The paper shows that dynamical twistless TTNC geometry provides a natural, diffeomorphism-covariant foundation for Horava-Lifshitz gravity, establishing a detailed dictionary between TTNC fields (including the Khronon and Stückelberg scalar χ) and HL variables. By constructing TTNC-invariant actions in 2+1 dimensions for 1<z≤2 and comparing with HL actions, it demonstrates that projectable HL corresponds to dynamical NC geometry without torsion, while non-projectable HL aligns with TTNC geometry, with the Bargmann extension accounting for U(1) structures.
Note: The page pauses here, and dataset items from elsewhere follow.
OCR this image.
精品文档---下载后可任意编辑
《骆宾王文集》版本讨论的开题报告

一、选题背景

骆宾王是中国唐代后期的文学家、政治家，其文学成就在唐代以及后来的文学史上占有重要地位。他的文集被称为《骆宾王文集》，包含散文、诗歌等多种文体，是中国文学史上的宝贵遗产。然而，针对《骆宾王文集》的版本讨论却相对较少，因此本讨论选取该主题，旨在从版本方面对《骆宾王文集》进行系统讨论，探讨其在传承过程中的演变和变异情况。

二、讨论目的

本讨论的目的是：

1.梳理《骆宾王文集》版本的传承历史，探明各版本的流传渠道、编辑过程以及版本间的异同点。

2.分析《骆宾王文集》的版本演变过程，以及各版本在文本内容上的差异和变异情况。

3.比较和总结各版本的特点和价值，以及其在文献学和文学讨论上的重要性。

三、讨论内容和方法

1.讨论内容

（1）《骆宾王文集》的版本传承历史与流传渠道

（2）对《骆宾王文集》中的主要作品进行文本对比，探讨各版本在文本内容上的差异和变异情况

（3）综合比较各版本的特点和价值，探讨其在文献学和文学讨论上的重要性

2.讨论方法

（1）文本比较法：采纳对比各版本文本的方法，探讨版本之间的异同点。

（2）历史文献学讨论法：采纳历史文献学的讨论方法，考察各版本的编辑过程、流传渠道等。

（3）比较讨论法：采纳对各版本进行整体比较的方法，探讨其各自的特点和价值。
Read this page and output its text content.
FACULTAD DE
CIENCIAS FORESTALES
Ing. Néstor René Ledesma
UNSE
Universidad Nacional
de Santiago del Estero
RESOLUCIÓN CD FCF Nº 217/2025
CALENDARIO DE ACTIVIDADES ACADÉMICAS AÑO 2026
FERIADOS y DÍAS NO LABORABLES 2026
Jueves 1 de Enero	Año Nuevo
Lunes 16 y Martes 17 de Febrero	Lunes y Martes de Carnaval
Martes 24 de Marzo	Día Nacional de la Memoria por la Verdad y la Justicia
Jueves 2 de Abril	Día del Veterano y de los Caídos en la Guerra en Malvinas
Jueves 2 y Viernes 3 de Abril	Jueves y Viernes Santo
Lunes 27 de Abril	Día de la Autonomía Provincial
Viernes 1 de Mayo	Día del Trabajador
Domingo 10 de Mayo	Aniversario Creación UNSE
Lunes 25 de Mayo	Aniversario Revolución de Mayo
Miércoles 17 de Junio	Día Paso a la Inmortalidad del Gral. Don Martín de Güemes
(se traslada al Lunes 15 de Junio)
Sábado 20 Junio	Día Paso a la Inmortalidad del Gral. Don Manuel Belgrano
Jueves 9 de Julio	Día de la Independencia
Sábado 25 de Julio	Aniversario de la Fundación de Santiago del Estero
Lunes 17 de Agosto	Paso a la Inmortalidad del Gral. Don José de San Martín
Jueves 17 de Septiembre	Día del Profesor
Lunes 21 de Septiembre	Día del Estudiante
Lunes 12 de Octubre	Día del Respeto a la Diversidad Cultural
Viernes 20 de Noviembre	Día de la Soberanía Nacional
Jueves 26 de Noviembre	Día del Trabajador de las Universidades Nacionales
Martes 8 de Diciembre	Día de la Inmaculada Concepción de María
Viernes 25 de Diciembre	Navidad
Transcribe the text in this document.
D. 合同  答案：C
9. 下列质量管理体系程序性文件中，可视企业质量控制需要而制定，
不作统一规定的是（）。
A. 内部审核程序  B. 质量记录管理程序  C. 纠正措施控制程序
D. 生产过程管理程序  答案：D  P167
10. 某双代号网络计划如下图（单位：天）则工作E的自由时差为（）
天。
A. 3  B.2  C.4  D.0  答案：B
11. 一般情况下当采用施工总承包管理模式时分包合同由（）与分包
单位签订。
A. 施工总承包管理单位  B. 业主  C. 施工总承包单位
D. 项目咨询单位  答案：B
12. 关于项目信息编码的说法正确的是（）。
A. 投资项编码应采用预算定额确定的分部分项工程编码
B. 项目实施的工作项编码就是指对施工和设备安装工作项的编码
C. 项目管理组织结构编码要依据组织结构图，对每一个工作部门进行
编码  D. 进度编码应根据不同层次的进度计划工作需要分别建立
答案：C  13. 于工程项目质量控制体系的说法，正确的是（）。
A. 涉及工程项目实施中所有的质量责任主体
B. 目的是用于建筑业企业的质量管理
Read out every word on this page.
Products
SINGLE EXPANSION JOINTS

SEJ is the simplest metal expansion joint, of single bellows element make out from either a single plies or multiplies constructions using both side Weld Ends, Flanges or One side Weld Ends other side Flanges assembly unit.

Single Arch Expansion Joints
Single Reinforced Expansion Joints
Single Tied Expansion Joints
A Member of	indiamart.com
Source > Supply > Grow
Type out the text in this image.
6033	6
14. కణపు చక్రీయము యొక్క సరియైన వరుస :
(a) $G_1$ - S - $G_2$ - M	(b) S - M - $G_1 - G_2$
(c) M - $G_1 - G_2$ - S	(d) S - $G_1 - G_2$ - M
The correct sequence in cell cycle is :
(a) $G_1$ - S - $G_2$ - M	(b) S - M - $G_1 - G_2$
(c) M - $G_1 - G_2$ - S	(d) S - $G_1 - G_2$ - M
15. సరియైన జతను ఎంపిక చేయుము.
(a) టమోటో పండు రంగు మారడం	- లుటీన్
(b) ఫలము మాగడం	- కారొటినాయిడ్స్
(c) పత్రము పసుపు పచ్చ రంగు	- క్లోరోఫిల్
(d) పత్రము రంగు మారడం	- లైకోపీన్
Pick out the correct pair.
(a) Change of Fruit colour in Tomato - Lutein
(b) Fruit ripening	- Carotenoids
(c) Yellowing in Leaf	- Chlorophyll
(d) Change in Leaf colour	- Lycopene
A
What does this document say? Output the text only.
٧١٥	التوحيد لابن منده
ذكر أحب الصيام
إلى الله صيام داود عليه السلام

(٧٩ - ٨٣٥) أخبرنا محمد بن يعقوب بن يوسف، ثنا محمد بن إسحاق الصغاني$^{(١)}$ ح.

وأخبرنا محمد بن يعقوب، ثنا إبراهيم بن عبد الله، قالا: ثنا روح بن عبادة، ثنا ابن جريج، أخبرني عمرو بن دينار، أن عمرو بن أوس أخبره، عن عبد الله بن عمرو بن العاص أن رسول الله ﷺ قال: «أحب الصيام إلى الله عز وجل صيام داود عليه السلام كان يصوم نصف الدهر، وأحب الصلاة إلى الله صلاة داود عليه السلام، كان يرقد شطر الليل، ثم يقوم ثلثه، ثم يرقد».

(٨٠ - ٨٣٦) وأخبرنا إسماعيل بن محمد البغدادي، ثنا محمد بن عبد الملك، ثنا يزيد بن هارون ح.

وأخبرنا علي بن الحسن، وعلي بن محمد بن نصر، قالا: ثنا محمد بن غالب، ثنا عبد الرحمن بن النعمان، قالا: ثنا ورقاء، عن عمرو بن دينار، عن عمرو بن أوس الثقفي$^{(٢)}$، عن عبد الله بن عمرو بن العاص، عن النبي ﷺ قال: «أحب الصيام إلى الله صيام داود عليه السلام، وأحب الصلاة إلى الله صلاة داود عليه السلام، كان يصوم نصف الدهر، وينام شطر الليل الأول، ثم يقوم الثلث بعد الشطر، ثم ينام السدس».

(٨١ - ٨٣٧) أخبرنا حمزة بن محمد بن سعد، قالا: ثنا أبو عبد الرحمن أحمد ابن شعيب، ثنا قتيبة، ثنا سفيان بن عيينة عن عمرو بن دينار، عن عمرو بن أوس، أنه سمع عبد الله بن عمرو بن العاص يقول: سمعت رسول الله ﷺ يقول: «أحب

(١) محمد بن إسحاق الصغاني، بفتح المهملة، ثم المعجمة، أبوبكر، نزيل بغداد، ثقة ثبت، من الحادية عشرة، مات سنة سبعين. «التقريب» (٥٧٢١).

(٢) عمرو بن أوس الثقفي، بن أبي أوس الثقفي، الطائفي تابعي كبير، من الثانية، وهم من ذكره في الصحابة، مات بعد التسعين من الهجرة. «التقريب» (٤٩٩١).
The work further extends to conformal HL gravity via the Schrödinger algebra and discusses the role of constraint equations as alternatives to U(1) invariance, highlighting TTNC geometry as a robust framework for non-relativistic gravity and holography. Overall, it opens avenues for coupling matter to HL gravity, exploring IR/UV behavior, and applying these geometric concepts to condensed-matter systems and non-relativistic holography.

Abstract

Recently it has been established that torsional Newton-Cartan (TNC) geometry is the appropriate geometrical framework to which non-relativistic field theories couple. We show that when these geometries are made dynamical they give rise to Horava-Lifshitz (HL) gravity. Projectable HL gravity corresponds to dynamical Newton-Cartan (NC) geometry without torsion and non-projectable HL gravity corresponds to dynamical NC geometry with twistless torsion (hypersurface orthogonal foliation). We build a precise dictionary relating all fields (including the scalar khronon), their transformations and other properties in both HL gravity and dynamical TNC geometry. We use TNC invariance to construct the effective action for dynamical twistless torsional Newton-Cartan geometries in 2+1 dimensions for dynamical exponent 1<z\le 2 and demonstrate that this exactly agrees with the most general forms of the HL actions constructed in the literature. Further, we identify the origin of the U(1) symmetry observed by Horava and Melby-Thompson as coming from the Bargmann extension of the local Galilean algebra that acts on the tangent space to TNC geometries. We argue that TNC geometry, which is manifestly diffeomorphism covariant, is a natural geometrical framework underlying HL gravity and discuss some of its implications.